Project description:BACKGROUND:Giardia lamblia is one of the most common infectious protozoans in human that may cause diarrhea in travelers. Searching for antigens that induced effectively protective immunity has become a key point in the development of vaccine against giardiasis. METHODOLOGY/PRINCIPAL FINDINGS:Mice vaccinated with G. lamblia trophozozite-specific α1-giardin DNA vaccine delivered orally by attenuated Salmonella typhimurium SL7027 elicited 74.2% trophozoite reduction, but only 28% reduction in cyst shedding compared with PBS buffer control. Oral vaccination with Salmonella-delivered cyst-specific CWP2 DNA produced 89% reduction in cysts shedding in feces of vaccinated mice. Significantly, the mice vaccinated with Salmonella-delivered bivalent α1-giardin and CWP2 DNA vaccines produced significant reduction in both trophozoite (79%) and cyst (93%) in feces of vaccinated mice.

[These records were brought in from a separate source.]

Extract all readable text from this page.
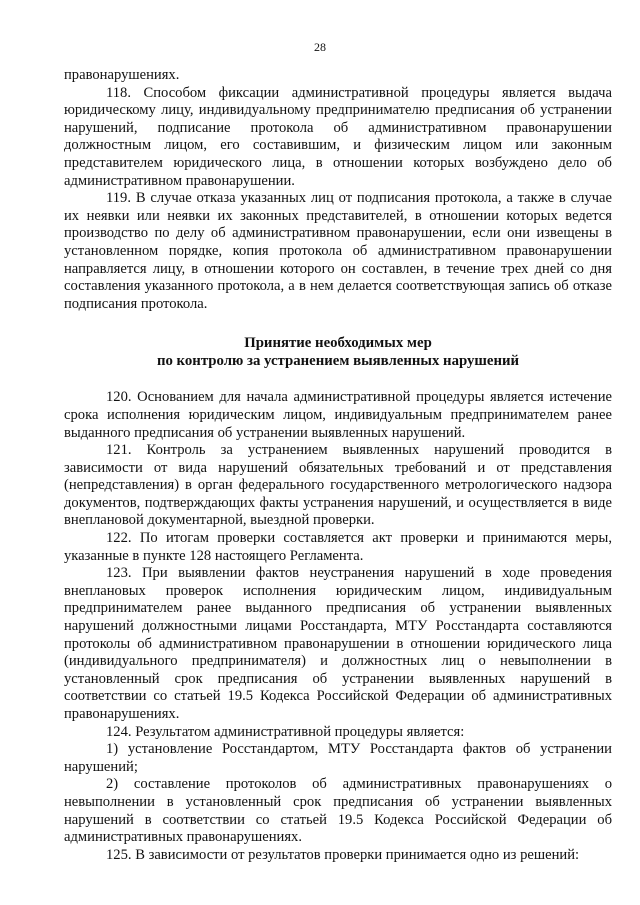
28

правонарушениях.

118. Способом фиксации административной процедуры является выдача юридическому лицу, индивидуальному предпринимателю предписания об устранении нарушений, подписание протокола об административном правонарушении должностным лицом, его составившим, и физическим лицом или законным представителем юридического лица, в отношении которых возбуждено дело об административном правонарушении.

119. В случае отказа указанных лиц от подписания протокола, а также в случае их неявки или неявки их законных представителей, в отношении которых ведется производство по делу об административном правонарушении, если они извещены в установленном порядке, копия протокола об административном правонарушении направляется лицу, в отношении которого он составлен, в течение трех дней со дня составления указанного протокола, а в нем делается соответствующая запись об отказе подписания протокола.

Принятие необходимых мер
по контролю за устранением выявленных нарушений

120. Основанием для начала административной процедуры является истечение срока исполнения юридическим лицом, индивидуальным предпринимателем ранее выданного предписания об устранении выявленных нарушений.

121. Контроль за устранением выявленных нарушений проводится в зависимости от вида нарушений обязательных требований и от представления (непредставления) в орган федерального государственного метрологического надзора документов, подтверждающих факты устранения нарушений, и осуществляется в виде внеплановой документарной, выездной проверки.

122. По итогам проверки составляется акт проверки и принимаются меры, указанные в пункте 128 настоящего Регламента.

123. При выявлении фактов неустранения нарушений в ходе проведения внеплановых проверок исполнения юридическим лицом, индивидуальным предпринимателем ранее выданного предписания об устранении выявленных нарушений должностными лицами Росстандарта, МТУ Росстандарта составляются протоколы об административном правонарушении в отношении юридического лица (индивидуального предпринимателя) и должностных лиц о невыполнении в установленный срок предписания об устранении выявленных нарушений в соответствии со статьей 19.5 Кодекса Российской Федерации об административных правонарушениях.

124. Результатом административной процедуры является:

1) установление Росстандартом, МТУ Росстандарта фактов об устранении нарушений;

2) составление протоколов об административных правонарушениях о невыполнении в установленный срок предписания об устранении выявленных нарушений в соответствии со статьей 19.5 Кодекса Российской Федерации об административных правонарушениях.

125. В зависимости от результатов проверки принимается одно из решений:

This parasite reduction is associated with the strong local mucosal IgA secretion and the IgG2a-dominant systemic immune responses in vaccinated mice. CONCLUSIONS:The results demonstrate that bivalent vaccines targeting α1-giardin and CWP2 can protect mice against the colonization of Giardia trophozoite and block the transformation of cyst in host at the same time, and can be used to prevent Giardia infection and block the transmission of giardiasis.